Con motivo de la redacción de un
artículo divulgativo sobre la cueva del L´Esquilleu (Liébana) quisimos
averiguar algo más sobre la etimología del topónimo. Claramente adscrito, tanto
por forma como por localización geográfica, al dominio lingüístico del cántabro
dentro del diasistema astur-leones, trabajamos con la hipótesis de que su origen
estuviese en tres palabras de uso común en el habla tradicional de la zona. La
primera opción era que estuviese relacionada con la palabra esquilu (ardilla),
la segunda con esquilar (subir, trepar) y por último con alguna de las
variantes cántabras de esquilar (cortar el pelo a las ovejas
(chosquilar-tosquilar-trasquilar). Para las tres opciones existen
razones relacionadas con la cueva que permitían contemplarlas como posibles
candidatas.

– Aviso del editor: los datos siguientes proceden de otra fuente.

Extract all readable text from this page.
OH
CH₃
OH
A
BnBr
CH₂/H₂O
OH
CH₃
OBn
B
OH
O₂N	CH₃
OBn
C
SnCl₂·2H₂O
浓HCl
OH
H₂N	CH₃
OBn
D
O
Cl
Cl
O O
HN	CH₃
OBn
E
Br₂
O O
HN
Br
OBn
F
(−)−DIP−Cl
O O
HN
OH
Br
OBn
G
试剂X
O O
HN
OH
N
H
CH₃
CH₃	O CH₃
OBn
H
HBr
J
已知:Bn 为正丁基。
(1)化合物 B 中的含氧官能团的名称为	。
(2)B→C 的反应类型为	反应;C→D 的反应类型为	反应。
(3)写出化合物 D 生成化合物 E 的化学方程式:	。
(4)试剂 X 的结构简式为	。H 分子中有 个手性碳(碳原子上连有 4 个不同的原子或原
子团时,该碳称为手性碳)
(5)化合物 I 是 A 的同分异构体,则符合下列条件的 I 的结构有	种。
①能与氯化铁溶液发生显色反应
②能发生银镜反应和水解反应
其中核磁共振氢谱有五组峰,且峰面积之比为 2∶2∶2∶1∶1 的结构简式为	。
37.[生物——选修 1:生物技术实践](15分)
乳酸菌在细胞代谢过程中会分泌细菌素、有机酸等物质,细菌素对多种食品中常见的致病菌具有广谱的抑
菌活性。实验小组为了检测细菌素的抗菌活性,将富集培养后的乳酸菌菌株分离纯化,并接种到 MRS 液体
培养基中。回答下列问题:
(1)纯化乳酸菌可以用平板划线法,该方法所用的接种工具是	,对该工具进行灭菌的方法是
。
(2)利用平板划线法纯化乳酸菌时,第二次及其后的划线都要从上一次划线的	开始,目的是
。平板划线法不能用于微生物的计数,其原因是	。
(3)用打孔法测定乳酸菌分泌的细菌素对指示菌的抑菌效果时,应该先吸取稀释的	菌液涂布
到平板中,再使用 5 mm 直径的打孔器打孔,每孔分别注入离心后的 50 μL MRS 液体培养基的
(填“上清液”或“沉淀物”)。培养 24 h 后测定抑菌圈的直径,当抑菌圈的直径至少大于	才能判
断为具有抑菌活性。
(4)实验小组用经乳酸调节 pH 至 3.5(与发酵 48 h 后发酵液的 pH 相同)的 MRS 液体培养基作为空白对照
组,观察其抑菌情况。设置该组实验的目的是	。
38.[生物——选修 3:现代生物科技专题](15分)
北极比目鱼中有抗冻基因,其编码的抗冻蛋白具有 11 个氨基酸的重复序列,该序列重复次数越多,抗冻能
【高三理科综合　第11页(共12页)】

La zona es abundante en ardillas, es una zona escarpada a la cual es dificultoso
acceder y por último se conoce su uso ganadero como refugio de los rebaños de
ovejas. Sin embargo, la presencia de una doble l intervocálica desentonaba en
las tres opciones. Así que hicimos trabajo de campo para comprobar cada una de
las opciones y procedimos a entrevistar a informantes del valle de Liébana y
después de descartar algunos testimonios poco verosímiles, un guarda forestal
nos puso en la pista de que estaba relacionado con la tala de castaños. Un
segundo informante, ganadero de Bejes, nos dio datos mucho más precisos. En
realidad, el topónimo tradicional es L´Estilleu (lugar donde se astillan
maderas) y viene de estillar (astillar), actividad llevada a cabo durante
décadas en la cueva. Según sus propias palabras “el nombre está mal escrito en
libros y mapas”. Una vez más, comprobamos la deformación, cuando no el cambio o
la castellanización, de la toponimia cántabra. Hecho bastante habitual.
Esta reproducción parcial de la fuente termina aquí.